With Juvenile Court Judge Tracie Hunter suspended while she faces criminal charges, her temporary fill-in, First District Court of Appeals Judge Sylvia Hendon, meted out the punishment.
But first Hendon apologized for the long delay.
"I have no explanation for why this took this long," Hendon said from the bench. She called it a "grave injustice" to the victim's family.
Pat Mahaney's brother and sister-in-law were in the courtroom.
"I apologize," said Hendon, a former juvenile court judge.
The prosecutor told Hendon he did not want these boys to get 500 hours of community service or a book report, referring to the punishment Hunter gave two other boys charged in the attack.
Police said Mahaney, 45, was brutally beaten by the six youths, ages 13 and 14, while walking down the street on Aug. 11, 2012.
"One of the boys was sneaking up behind him and they just hit him out of nowhere, then out of nowhere everybody started coming in and jumping in on him," a neighbor, Marquis Rhode, told WCPO at the time.
The boys said they did it because they were bored and that Mahaney had not done anything to provoke them.

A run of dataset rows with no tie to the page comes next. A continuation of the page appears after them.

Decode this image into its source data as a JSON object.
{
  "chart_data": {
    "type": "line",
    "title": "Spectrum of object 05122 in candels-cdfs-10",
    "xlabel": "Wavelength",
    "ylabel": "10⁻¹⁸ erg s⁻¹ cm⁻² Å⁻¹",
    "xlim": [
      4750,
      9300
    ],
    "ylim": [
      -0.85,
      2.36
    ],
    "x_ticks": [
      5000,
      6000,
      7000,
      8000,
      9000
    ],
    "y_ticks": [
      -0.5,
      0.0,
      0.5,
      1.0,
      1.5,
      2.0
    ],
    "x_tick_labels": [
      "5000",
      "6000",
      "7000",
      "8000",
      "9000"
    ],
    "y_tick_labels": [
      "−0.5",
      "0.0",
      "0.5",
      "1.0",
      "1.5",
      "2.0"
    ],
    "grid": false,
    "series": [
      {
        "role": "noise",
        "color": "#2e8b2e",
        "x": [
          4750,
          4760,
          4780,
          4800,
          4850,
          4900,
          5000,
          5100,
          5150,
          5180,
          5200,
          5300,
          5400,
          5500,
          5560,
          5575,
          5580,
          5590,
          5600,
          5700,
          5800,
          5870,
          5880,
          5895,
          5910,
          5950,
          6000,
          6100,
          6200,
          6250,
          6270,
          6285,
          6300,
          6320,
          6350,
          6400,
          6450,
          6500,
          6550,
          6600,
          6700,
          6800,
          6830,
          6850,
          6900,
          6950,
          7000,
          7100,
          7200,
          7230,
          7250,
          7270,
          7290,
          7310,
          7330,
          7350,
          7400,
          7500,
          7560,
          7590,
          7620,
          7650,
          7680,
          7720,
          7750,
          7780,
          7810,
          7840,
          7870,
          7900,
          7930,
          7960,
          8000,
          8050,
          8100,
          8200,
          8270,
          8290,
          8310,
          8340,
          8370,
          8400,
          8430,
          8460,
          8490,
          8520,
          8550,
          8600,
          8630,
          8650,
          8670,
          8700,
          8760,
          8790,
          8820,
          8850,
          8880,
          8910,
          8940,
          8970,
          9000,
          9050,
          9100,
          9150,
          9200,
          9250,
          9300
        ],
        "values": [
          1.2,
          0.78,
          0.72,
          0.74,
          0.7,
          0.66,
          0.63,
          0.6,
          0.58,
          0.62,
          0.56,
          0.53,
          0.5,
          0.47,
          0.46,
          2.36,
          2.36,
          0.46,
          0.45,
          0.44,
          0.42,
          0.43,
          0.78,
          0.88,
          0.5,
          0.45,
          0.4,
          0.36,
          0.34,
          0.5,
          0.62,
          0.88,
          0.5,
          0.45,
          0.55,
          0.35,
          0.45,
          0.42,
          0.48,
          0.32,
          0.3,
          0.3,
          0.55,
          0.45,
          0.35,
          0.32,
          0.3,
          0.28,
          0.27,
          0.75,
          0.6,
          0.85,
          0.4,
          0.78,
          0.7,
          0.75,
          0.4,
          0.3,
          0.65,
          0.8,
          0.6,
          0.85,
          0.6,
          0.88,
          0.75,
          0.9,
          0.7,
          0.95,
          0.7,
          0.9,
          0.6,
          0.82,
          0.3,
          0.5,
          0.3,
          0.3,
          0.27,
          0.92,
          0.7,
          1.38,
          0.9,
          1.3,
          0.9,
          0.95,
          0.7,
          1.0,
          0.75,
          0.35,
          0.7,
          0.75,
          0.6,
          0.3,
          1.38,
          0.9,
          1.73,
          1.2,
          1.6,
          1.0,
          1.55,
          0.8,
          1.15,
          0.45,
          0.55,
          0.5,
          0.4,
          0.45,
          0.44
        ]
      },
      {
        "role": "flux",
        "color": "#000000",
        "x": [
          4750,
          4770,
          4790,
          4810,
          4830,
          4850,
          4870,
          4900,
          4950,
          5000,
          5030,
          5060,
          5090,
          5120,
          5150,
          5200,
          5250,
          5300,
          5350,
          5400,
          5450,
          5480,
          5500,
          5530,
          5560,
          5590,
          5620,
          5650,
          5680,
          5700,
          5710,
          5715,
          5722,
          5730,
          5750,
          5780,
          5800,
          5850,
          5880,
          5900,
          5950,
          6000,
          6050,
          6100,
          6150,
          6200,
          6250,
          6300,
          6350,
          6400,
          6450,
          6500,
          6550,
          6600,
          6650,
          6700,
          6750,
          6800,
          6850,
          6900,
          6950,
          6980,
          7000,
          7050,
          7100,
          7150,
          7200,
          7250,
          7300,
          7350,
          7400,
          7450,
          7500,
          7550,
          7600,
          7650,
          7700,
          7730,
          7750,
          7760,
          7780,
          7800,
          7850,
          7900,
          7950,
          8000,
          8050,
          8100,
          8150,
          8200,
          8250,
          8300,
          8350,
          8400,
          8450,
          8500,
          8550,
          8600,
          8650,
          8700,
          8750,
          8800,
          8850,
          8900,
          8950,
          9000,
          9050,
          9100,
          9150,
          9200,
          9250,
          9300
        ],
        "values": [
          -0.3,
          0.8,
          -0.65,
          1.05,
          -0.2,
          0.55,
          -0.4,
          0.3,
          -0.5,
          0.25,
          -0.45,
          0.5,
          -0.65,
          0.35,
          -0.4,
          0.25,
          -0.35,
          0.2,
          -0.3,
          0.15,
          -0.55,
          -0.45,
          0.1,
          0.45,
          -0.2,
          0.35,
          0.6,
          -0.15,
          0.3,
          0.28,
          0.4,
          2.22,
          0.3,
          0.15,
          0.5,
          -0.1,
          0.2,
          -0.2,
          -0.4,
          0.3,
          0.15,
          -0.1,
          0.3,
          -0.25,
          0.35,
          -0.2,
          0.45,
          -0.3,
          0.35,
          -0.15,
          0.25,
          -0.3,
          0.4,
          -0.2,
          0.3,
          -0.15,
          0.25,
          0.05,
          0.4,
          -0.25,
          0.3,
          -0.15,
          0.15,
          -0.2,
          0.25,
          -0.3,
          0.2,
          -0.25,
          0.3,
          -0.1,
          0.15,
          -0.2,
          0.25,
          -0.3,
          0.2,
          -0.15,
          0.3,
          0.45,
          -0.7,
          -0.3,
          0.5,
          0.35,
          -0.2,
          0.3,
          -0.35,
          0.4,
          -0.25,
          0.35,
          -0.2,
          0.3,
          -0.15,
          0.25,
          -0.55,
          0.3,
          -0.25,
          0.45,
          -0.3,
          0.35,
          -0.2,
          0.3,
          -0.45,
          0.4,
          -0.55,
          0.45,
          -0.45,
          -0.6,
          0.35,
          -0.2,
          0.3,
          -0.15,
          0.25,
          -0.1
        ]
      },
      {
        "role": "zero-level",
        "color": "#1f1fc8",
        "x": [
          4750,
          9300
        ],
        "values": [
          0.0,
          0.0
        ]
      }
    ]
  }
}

Five of them pleaded guilty.
Mahaney was hospitalized for several days, became deeply depressed and shut himself off in his house, neglecting his health, relatives said.
Mahaney died 11 months later. A coroner ruled his death was the result of natural causes, not the beating.
Hendon sent two brothers to Rite of Passage - basically, a reform school run by a private company in the former Hillcrest facility.
If they mess up there, they will have to serve one year at the Department of Youth Services - juvenile prison.
Hendon sent the third youth to Paint Creek , where there is a secure mental health facility. He was taken away in handcuffs.
The three boys will be sent to DYS should they have any more run-ins with the law before they turn 21.
Mahaney's brother and sister-in-law spoke to WCPO after the sentencing.
"I think it could have been a little more harsh, but I'm glad that they are going to get them help and I do hope that they stick with this plan," said Peg Mahaney, the victim's sister-in-law.
"I hope they can straighten out their lives," said Michael Mahaney, the victim's brother.
"I'm skeptical that they can, but I hope they do."